The participants in the Children’s Hospital eye trials have a particular form of Leber’s congenital amaurosis: they carry mutations in a gene called RPE65 that eventually lead to near or total blindness. Here’s how the condition takes root.

Healthy human vision depends on a cascade of complicated chemical and electrical messages. First, light strikes photoreceptor cells in the retina. This triggers a chemical reaction that turns the light into electrical impulses, which travel through the optic nerve to the brain’s visual cortex for interpretation.

That intermediate step in the retina depends on the transformation of a protein called rhodopsin, which includes a molecule called 11-cis-retinal. The gene mutated in LCA patients makes an enzyme that produces 11-cis-retinal. In other words, without a healthy version of RPE65, rhodopsin can’t do its job properly.

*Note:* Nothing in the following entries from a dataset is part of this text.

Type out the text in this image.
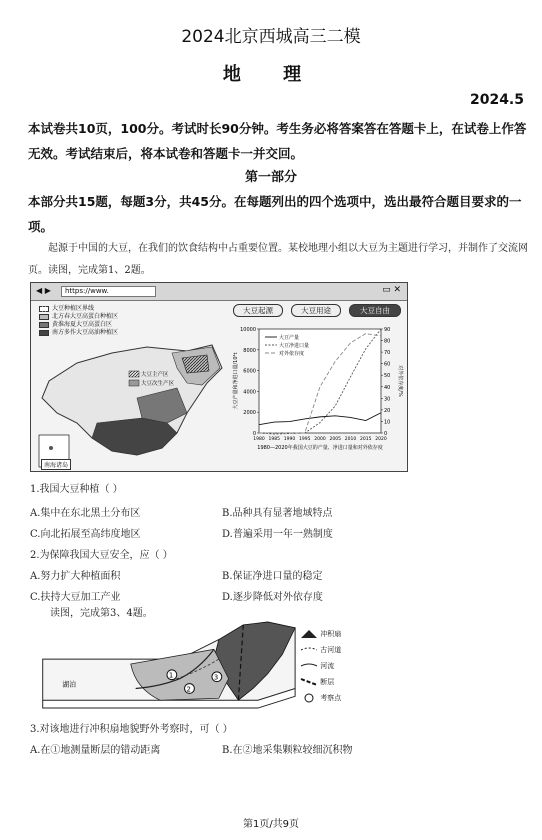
2024北京西城高三二模
地 理
2024.5
本试卷共10页，100分。考试时长90分钟。考生务必将答案答在答题卡上，在试卷上作答无效。考试结束后，将本试卷和答题卡一并交回。
第一部分
本部分共15题，每题3分，共45分。在每题列出的四个选项中，选出最符合题目要求的一项。
起源于中国的大豆，在我们的饮食结构中占重要位置。某校地理小组以大豆为主题进行学习，并制作了交流网页。读图，完成第1、2题。
◀ ▶	https://www.	▭ ✕
大豆起源	大豆用途	大豆自由
大豆种植区界线
北方春大豆高蛋白种植区
黄淮海夏大豆高蛋白区
南方多作大豆高油种植区
大豆主产区
大豆次生产区
南海诸岛
0
2000
4000
6000
8000
10000
0
10
20
30
40
50
60
70
80
90
1980 1985 1990 1995 2000 2005 2010 2015 2020
大豆产量和净进口量/10⁴t	对外依存度/%
大豆产量
大豆净进口量
对外依存度
1980—2020年我国大豆的产量、净进口量和对外依存度
1.我国大豆种植（ ）
A.集中在东北黑土分布区	B.品种具有显著地域特点
C.向北拓展至高纬度地区	D.普遍采用一年一熟制度
2.为保障我国大豆安全，应（ ）
A.努力扩大种植面积	B.保证净进口量的稳定
C.扶持大豆加工产业	D.逐步降低对外依存度
读图，完成第3、4题。
1
2
3
湖泊

冲积扇

古河道

河流

断层

考察点
3.对该地进行冲积扇地貌野外考察时，可（ ）
A.在①地测量断层的错动距离	B.在②地采集颗粒较细沉积物
第1页/共9页
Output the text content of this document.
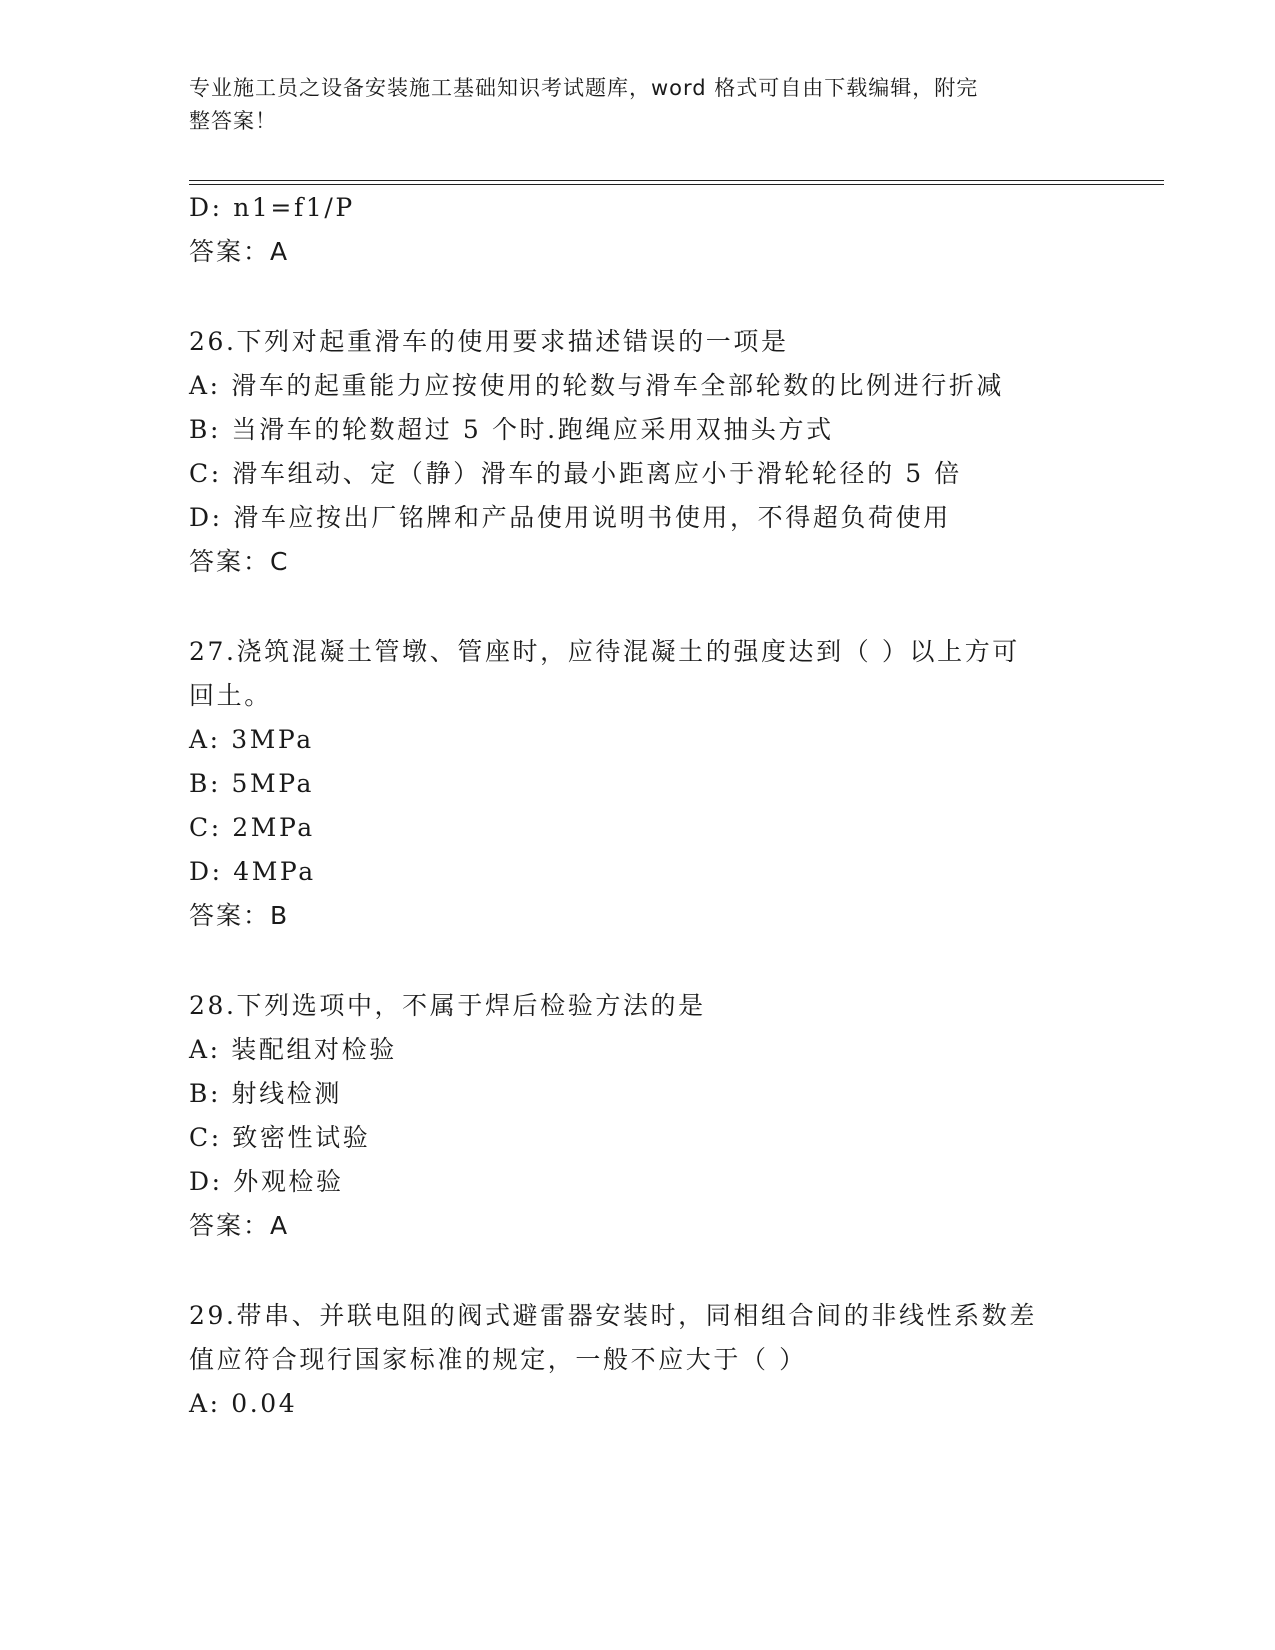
专业施工员之设备安装施工基础知识考试题库，word 格式可自由下载编辑，附完
整答案！
D: n1=f1/P
答案：A
26.下列对起重滑车的使用要求描述错误的一项是
A: 滑车的起重能力应按使用的轮数与滑车全部轮数的比例进行折减
B: 当滑车的轮数超过 5 个时.跑绳应采用双抽头方式
C: 滑车组动、定（静）滑车的最小距离应小于滑轮轮径的 5 倍
D: 滑车应按出厂铭牌和产品使用说明书使用，不得超负荷使用
答案：C
27.浇筑混凝土管墩、管座时，应待混凝土的强度达到（ ）以上方可
回土。
A: 3MPa
B: 5MPa
C: 2MPa
D: 4MPa
答案：B
28.下列选项中，不属于焊后检验方法的是
A: 装配组对检验
B: 射线检测
C: 致密性试验
D: 外观检验
答案：A
29.带串、并联电阻的阀式避雷器安装时，同相组合间的非线性系数差
值应符合现行国家标准的规定，一般不应大于（ ）
A: 0.04
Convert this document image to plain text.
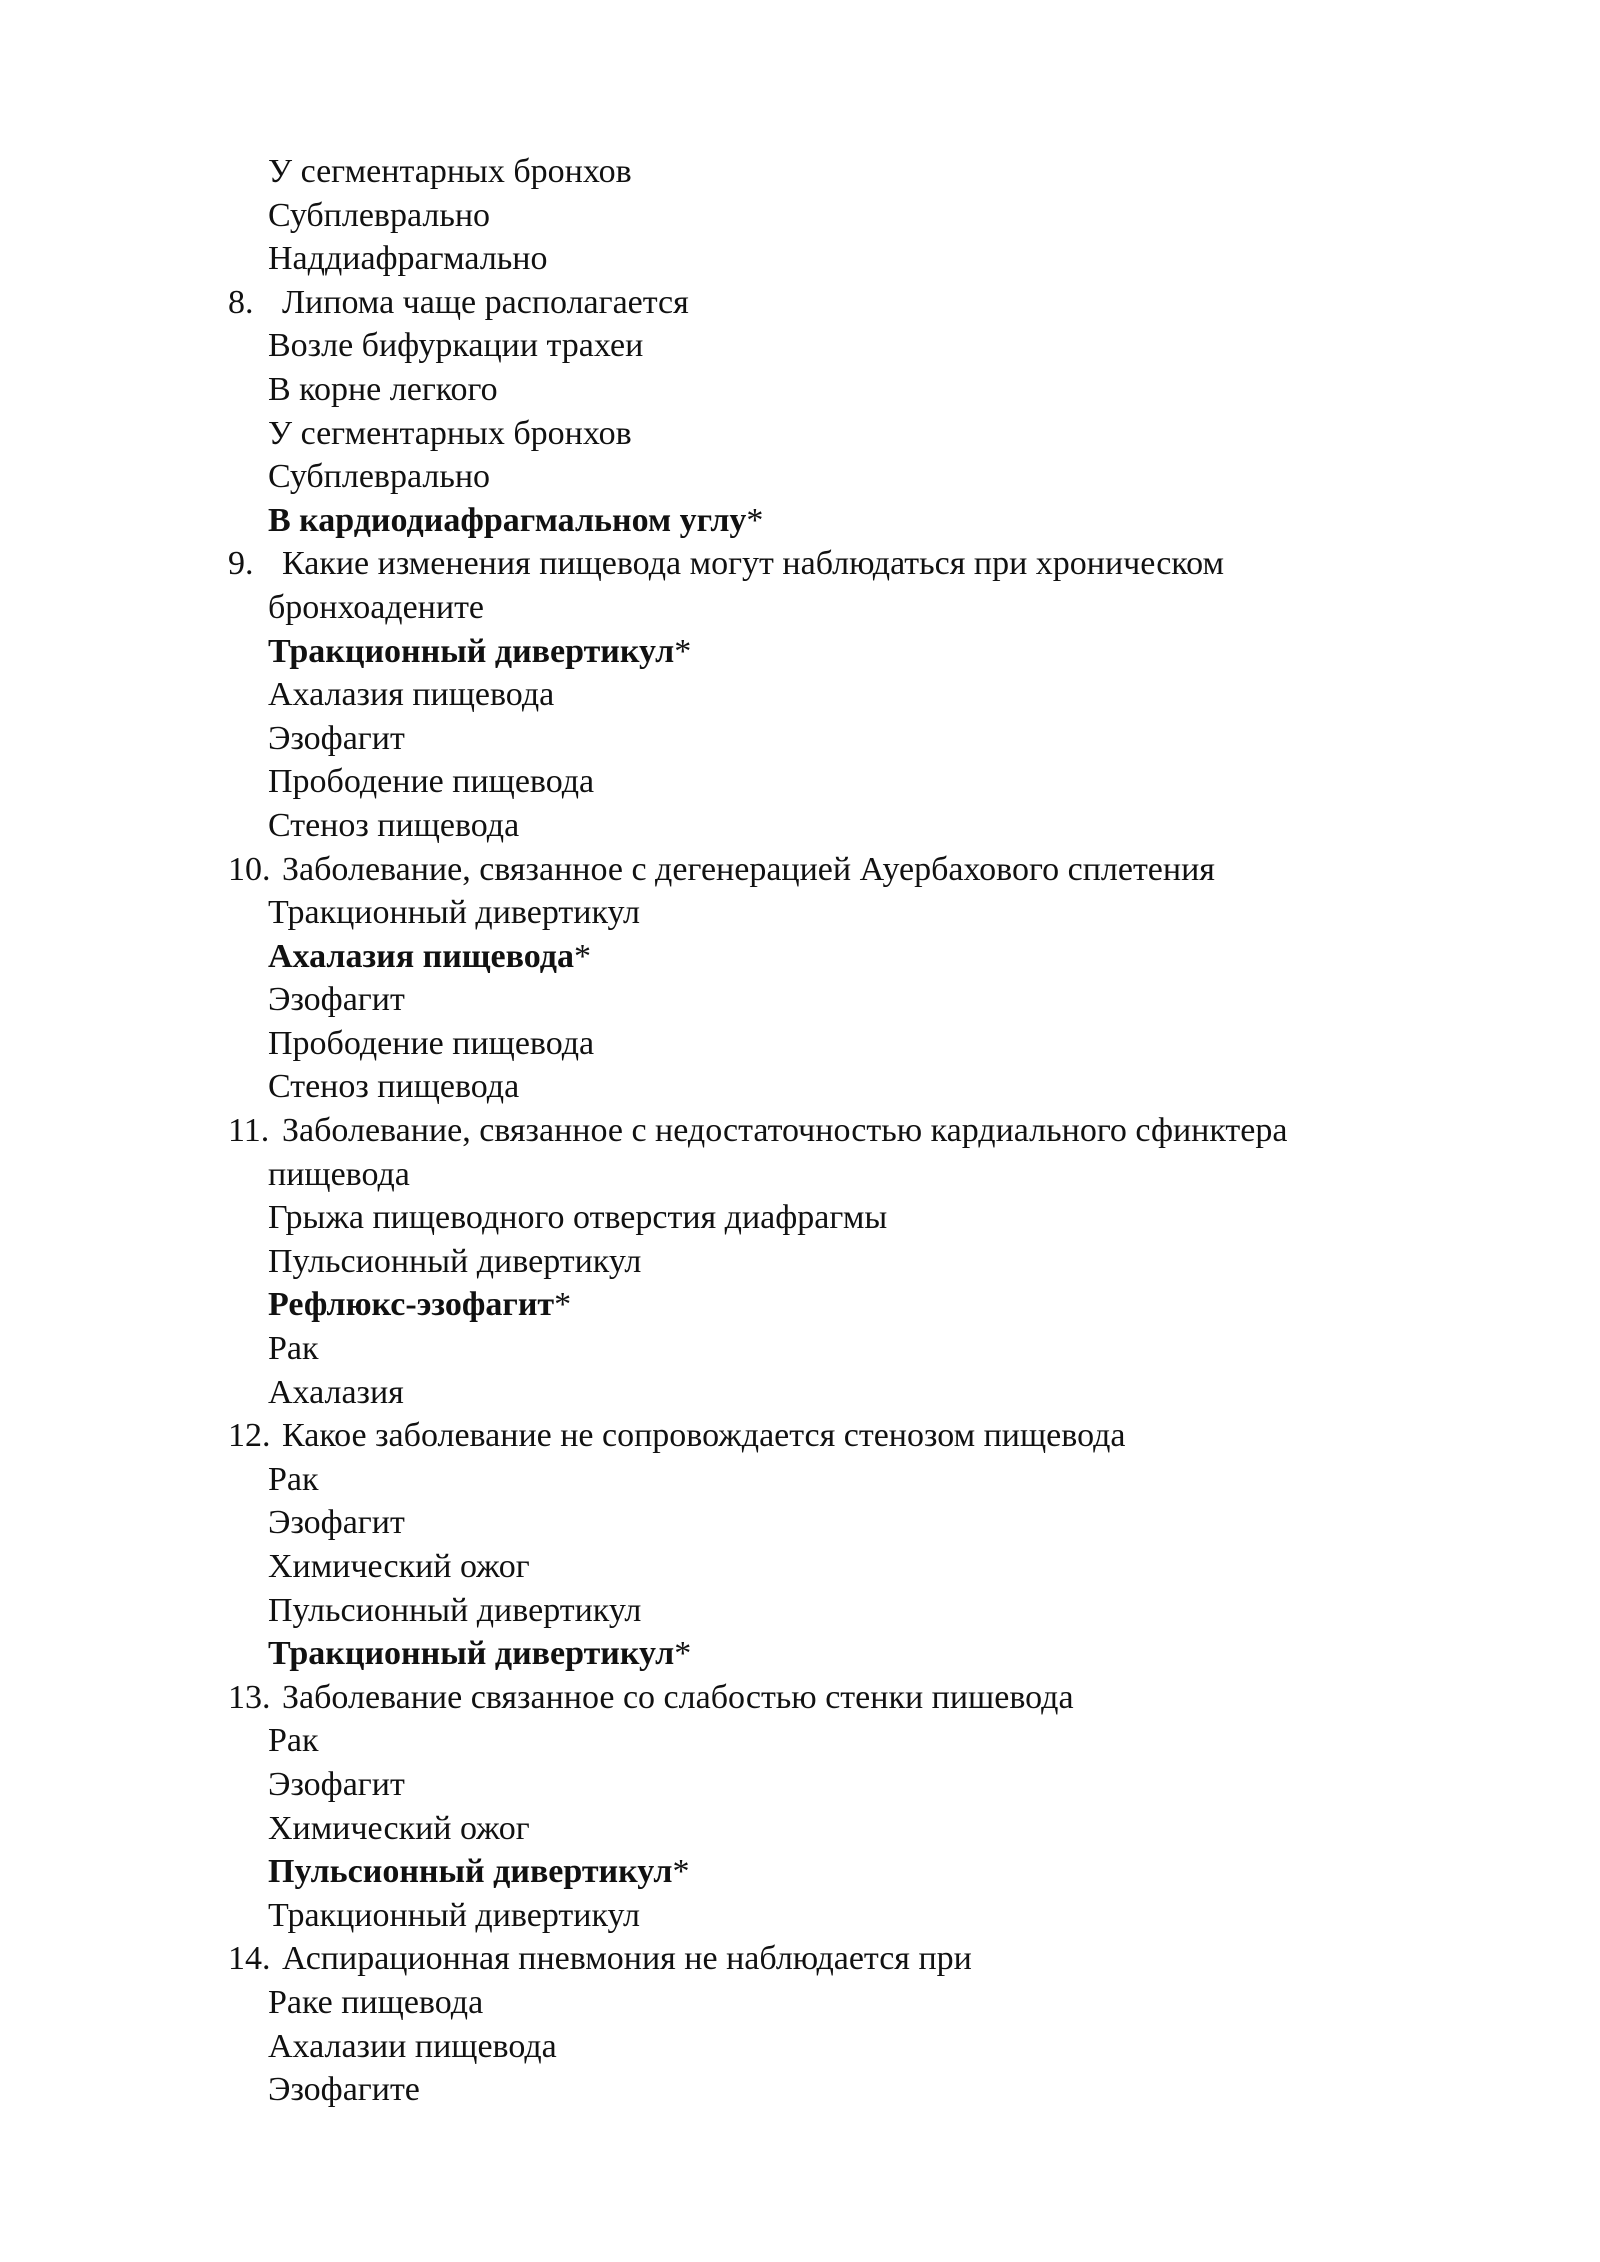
У сегментарных бронхов
Субплеврально
Наддиафрагмально
8. Липома чаще располагается
Возле бифуркации трахеи
В корне легкого
У сегментарных бронхов
Субплеврально
В кардиодиафрагмальном углу*
9. Какие изменения пищевода могут наблюдаться при хроническом
бронхоадените
Тракционный дивертикул*
Ахалазия пищевода
Эзофагит
Прободение пищевода
Стеноз пищевода
10. Заболевание, связанное с дегенерацией Ауербахового сплетения
Тракционный дивертикул
Ахалазия пищевода*
Эзофагит
Прободение пищевода
Стеноз пищевода
11. Заболевание, связанное с недостаточностью кардиального сфинктера
пищевода
Грыжа пищеводного отверстия диафрагмы
Пульсионный дивертикул
Рефлюкс-эзофагит*
Рак
Ахалазия
12. Какое заболевание не сопровождается стенозом пищевода
Рак
Эзофагит
Химический ожог
Пульсионный дивертикул
Тракционный дивертикул*
13. Заболевание связанное со слабостью стенки пишевода
Рак
Эзофагит
Химический ожог
Пульсионный дивертикул*
Тракционный дивертикул
14. Аспирационная пневмония не наблюдается при
Раке пищевода
Ахалазии пищевода
Эзофагите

To make matters worse, RPE65 mutations disrupt the biochemical cascades in a way that results in toxic molecules. These accumulate over time and slowly kill photoreceptor cells. This explains why LCA patients’ vision gets worse over time.

This is also why High was so interested in doing gene therapy on children with the disease. And the team’s data support that logic. “After the therapy, we found that the measure of the visual response tracks pretty closely with age,” she says. “The younger the subject, the better the response.”